今までの考察で貯蓄だけでは無理な事が見えてきたので、資産による不労所得でのカバーを考えていく。
基本的に年金はもらえるものと仮定して、ここからはあくまでも6900万をどう用意するかを考えていく。

資産の運用益の場合は、通常1年のサイクルで考えるので、70歳から100歳にかけて毎月15万分の利益(=年間で180万)を出せるように考え、利回りは波はあれど、安定的に年2%と仮定すると、9000万相当の資産が必要となる。

この分の資産をどうにか70歳までに作り上げる事ができれば、リスクはあれどなんとか運用益で食べていけるか算段がつく。

しかしこれでは当初予定の6900万よりも必要な額は上振れしていて、逆にハードルが高くなっているように見える。 だが実際毎年複利で資産を増やしていく事を目標にすれば、実は毎年150万ずつの資産追加で利回り2%を超えれば70歳では資産額が約9300万になる。

となると、年金+貯金の年200万よりハードルは低くなる事がわかる。
※もちろん相場品なので、ここまでうまくいく確証はどこにもないが、それは全て同じなので無視。

就労による報酬

最後にリタイア後も仕事を続ける事で、報酬を発生させる方法を考える。 この場合だと、資産での利回りがないと想定した場合月額で15万の報酬を得る必要がある。
※ちなみに年金受給が始まる前の5年間は25万全額必要。

一応毎年50万ずつ投資を行い、年2%の利回りで運用した場合には70歳時点で約3000万の資産となり、運用益が月5万程度出せると計算しても10万は稼がないといけなくなる。

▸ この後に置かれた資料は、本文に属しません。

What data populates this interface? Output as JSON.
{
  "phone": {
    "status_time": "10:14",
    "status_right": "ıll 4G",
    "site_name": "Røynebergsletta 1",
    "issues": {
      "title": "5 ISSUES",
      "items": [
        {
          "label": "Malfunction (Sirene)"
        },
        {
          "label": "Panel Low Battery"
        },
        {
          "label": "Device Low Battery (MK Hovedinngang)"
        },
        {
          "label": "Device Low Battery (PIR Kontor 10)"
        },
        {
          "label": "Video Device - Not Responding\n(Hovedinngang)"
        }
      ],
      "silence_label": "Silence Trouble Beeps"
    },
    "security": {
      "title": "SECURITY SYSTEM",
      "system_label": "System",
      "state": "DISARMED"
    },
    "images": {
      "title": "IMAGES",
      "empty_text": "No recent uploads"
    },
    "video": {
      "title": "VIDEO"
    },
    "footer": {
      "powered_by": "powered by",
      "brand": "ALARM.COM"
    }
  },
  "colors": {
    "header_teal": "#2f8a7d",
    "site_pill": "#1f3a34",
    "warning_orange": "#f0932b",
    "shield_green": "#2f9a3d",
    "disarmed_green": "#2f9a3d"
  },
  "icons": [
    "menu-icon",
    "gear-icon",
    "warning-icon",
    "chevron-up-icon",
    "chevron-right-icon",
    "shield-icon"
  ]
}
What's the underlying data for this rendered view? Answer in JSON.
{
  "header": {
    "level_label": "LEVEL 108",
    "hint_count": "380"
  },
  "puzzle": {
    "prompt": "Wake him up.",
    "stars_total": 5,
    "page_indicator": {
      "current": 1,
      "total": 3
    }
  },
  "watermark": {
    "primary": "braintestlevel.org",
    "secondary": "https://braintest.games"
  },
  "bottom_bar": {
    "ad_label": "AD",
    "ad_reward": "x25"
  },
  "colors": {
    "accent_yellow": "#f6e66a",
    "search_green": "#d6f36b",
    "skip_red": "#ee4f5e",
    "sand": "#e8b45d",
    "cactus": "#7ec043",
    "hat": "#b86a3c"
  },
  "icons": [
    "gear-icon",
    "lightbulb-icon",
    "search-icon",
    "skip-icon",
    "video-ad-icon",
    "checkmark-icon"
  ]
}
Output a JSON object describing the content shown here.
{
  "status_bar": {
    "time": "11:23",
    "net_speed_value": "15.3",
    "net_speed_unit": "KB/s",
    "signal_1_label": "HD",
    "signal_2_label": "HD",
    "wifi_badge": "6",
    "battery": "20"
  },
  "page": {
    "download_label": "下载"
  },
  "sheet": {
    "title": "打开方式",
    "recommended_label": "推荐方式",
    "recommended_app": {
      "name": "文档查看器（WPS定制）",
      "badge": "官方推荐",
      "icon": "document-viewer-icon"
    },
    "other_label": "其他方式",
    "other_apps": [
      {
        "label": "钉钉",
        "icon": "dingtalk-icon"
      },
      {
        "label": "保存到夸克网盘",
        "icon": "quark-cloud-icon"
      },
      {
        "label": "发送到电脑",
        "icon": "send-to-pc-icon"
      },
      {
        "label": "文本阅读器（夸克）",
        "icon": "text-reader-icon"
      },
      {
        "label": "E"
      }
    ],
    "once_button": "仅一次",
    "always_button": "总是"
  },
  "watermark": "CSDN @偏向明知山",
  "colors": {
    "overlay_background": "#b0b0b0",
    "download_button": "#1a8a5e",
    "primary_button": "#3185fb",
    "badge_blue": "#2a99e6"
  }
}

つまり一般的なミレニアル世代は、65歳以降も働かなくてはならないというのが見えてくる。
そうなった時に、体力がない老人達としてどのように稼ぐのかを視野に入れたスキルセットを考えなければミレニアル世代は生き残る事ができない。

結論

老後の資金の工面について考えてみたが、結果として我々世代は悲観的シナリオ内とは言え、働かなくてはならない。
※もちろん働くとは、対価としての報酬を教授できる価値が提供できればなんでも良い。

そうなった時に果たして、この時代の流れが早いなか成長すべき30代をぬるま湯で過ごしていいのだろうか?
来るべき時に備えて武器を準備する必要がある。と私は思う。

その上で資産形成や年金など収入の多角化を図り、リスク分散しながらも現在の時間を武器にとってリバレッジを効かせていく必要があるのだろう。